Document ordering matters. Based on the lost-in-the-middle research, placing the most important information at the beginning or end of a long context tends to improve performance. If you have a large set of retrieved documents to provide, put the most relevant ones first and last.
Chunking and structure help. Explicitly breaking long documents into labeled sections, providing a table of contents, or summarizing key points before presenting the full document can help models navigate long contexts more effectively.
For reliability, shorter is better when sufficient. If you can answer a user's question with 20K tokens of context rather than 200K, the shorter context will generally be more reliable. Long context capability is valuable when the task genuinely requires it; it should not be used by default when shorter context would work.
Monitor costs carefully. Long-context requests are substantially more expensive than standard requests, both in API costs and in processing time. Ensure that your application's context length is justified by task requirements.
The Open Research Questions
The most important open questions in long-context modeling are not architectural but cognitive: what does it mean for a model to "understand" a long document, and how do we evaluate that?
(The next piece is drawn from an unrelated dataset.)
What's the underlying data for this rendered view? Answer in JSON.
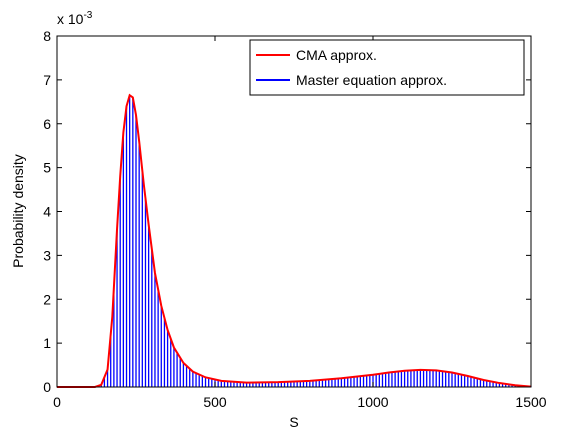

Simple retrieval tests show whether a model can find information. Synthesis tasks (summarizing a long document) test whether it can compress information. But many high-value long-context applications require something more complex: tracking an evolving argument, understanding how different parts of a text are in tension with each other, or maintaining coherent understanding of a complex system described across many pages.
We lack good evaluation frameworks for these higher-order long-context tasks, which makes it hard to measure progress or identify which models are genuinely better rather than just better at the specific benchmarks we happen to use. Developing such frameworks is important work.
The direction the field is moving — toward hybrid architectures that combine attention-based context processing with persistent memory systems — suggests that the context window as currently implemented may not be the final answer to the long-context problem. But as an available capability today, it has already unlocked applications that were not possible before, and understanding how to use it well is immediately valuable.